あんたのどれいのままでいい

BABYMETAL中毒者の手記

ほとんど魔法

わたしの見立てによれば、メタル音楽はマッチョイズム(男っぽさの誇示)とナルシシズム(自己陶酔)の混合物である。

その混ぜ合わせはバンドや楽曲によっていろいろだが、例えば「あのバンドは7:3の割合でナルシシズムが強いね」とか、「やつらは8:2でマッチョイズムを前面に押し出しているぜ」などといった言い方が、少々乱暴ではあるができるように思う。

個人的に言ってナルシシズムの強いメタル音楽が苦手だ。例のハイトーンヴォイス、自慰主義的なギターソロ、嫌に扇情的で仰々しいコード進行など、何もかもが生理的に無理なのだ。架空の嘔吐感をもよおすほどである。

ではBABYMETALの音楽はどうだろうか。

話をわかりやすくするために、SU-METALのソロ曲『紅月-アカツキ-』を例に考えてみたい。

まずはこの楽曲を男子が自己陶酔感たっぷりに、腰をクネらしながら歌うさまを想像する。ガクトでも、ハイドでも、エグザイルでも、とにかくナルシストっぽい男なら誰でもよい。

勘弁してください!もう許してください!お昼に食べた架空のナポリタンを比喩的に嘔吐してしまいそうです!

当然こうなる。

楽曲そのものがすでに相当量のナルシシズムを含有しているからだ。

ことにザラつくギターのアルペジオではじまるイントロ、そうしてツインギターが織りなす間奏部分は、俗に言うクサメタルの真骨頂と形容すべき代物である。そこへさらに男のナルシスティックな歌声が加わろうものなら、わたし個人の感覚としてはほとんど拷問だ。犯してもいない罪をうっかり自白しかねない。

では逆にSU-METALが歌うことで何が起きたのか。

彼女の真っ直ぐで、ひたむきで、外連味のない歌声によって、本来ナルシシズムの強い楽曲それ自体が何かしら別のものへと変質したのではないか、というのがわたしの見立てである。

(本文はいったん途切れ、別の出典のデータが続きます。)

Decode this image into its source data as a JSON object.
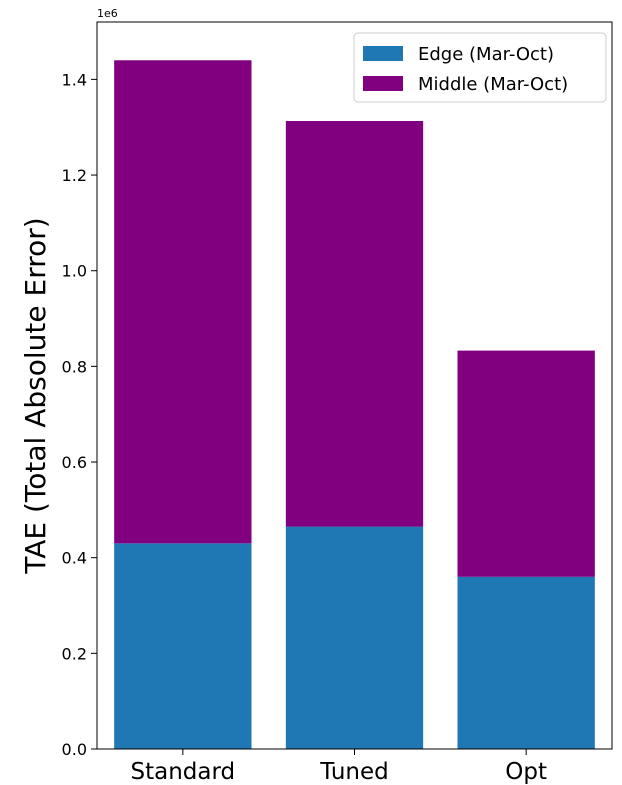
{
  "chart_data": {
    "type": "bar",
    "stacked": true,
    "categories": [
      "Standard",
      "Tuned",
      "Opt"
    ],
    "series": [
      {
        "name": "Edge (Mar-Oct)",
        "values": [
          430000,
          465000,
          360000
        ],
        "color": "#1f77b4"
      },
      {
        "name": "Middle (Mar-Oct)",
        "values": [
          1010000,
          848000,
          473000
        ],
        "color": "#800080"
      }
    ],
    "ylabel": "TAE (Total Absolute Error)",
    "y_offset_label": "1e6",
    "ylim": [
      0,
      1520000
    ],
    "yticks": [
      0,
      200000,
      400000,
      600000,
      800000,
      1000000,
      1200000,
      1400000
    ],
    "ytick_labels": [
      "0.0",
      "0.2",
      "0.4",
      "0.6",
      "0.8",
      "1.0",
      "1.2",
      "1.4"
    ],
    "legend_position": "top-right",
    "grid": false
  }
}
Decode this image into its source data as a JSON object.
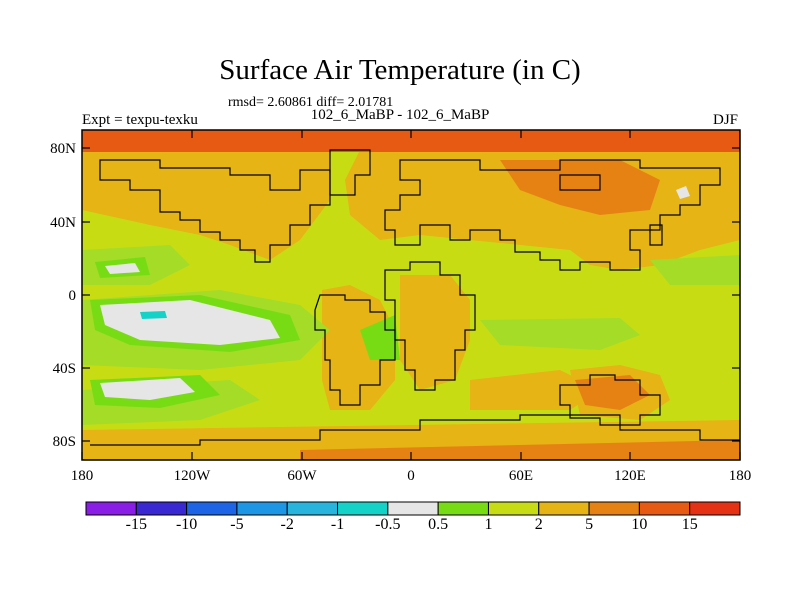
{
  "title": "Surface Air Temperature (in C)",
  "stats_line": "rmsd= 2.60861 diff= 2.01781",
  "experiment_pair": "102_6_MaBP - 102_6_MaBP",
  "left_label": "Expt = texpu-texku",
  "right_label": "DJF",
  "axes": {
    "y_ticks": [
      "80N",
      "40N",
      "0",
      "40S",
      "80S"
    ],
    "x_ticks": [
      "180",
      "120W",
      "60W",
      "0",
      "60E",
      "120E",
      "180"
    ]
  },
  "colorbar": {
    "labels": [
      "-15",
      "-10",
      "-5",
      "-2",
      "-1",
      "-0.5",
      "0.5",
      "1",
      "2",
      "5",
      "10",
      "15"
    ],
    "colors": [
      "#8a1ee6",
      "#3a28d2",
      "#1e64e6",
      "#1e96e6",
      "#28b4dc",
      "#14d2c8",
      "#e6e6e6",
      "#78dc14",
      "#c8dc14",
      "#e6b414",
      "#e68214",
      "#e65a14",
      "#e63214"
    ]
  },
  "map_colors": {
    "base": "#c8dc14",
    "warm": "#e6b414",
    "hot": "#e68214",
    "hottest": "#e65a14",
    "mild": "#a4dc28",
    "green": "#78dc14",
    "neutral": "#e6e6e6",
    "cyan": "#14d2c8"
  }
}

そうでなければ筋が通らない。わたしのようなナルシシズム・アレルギーの人間がこうも心を揺すぶられるはずがない。

BABYMETALの音楽ではこのような化学反応がいたる場所で起きている。メタル音楽特有のナルシシズムは消臭され、中和され、分解されると同時に、より普遍的な意味での美しさや純粋さ、さらには気高さや勇敢さといったようなものへと変化を遂げている。

そのひとつひとつの瞬間に、年齢、性別、国籍を問わず多くの音楽ファンが長年待ち焦がれていた、いまだかつて誰も体験したことのない、まったく新しい物語が紡ぎ出されているのである。

これはもう、あれだ、ほとんど魔法。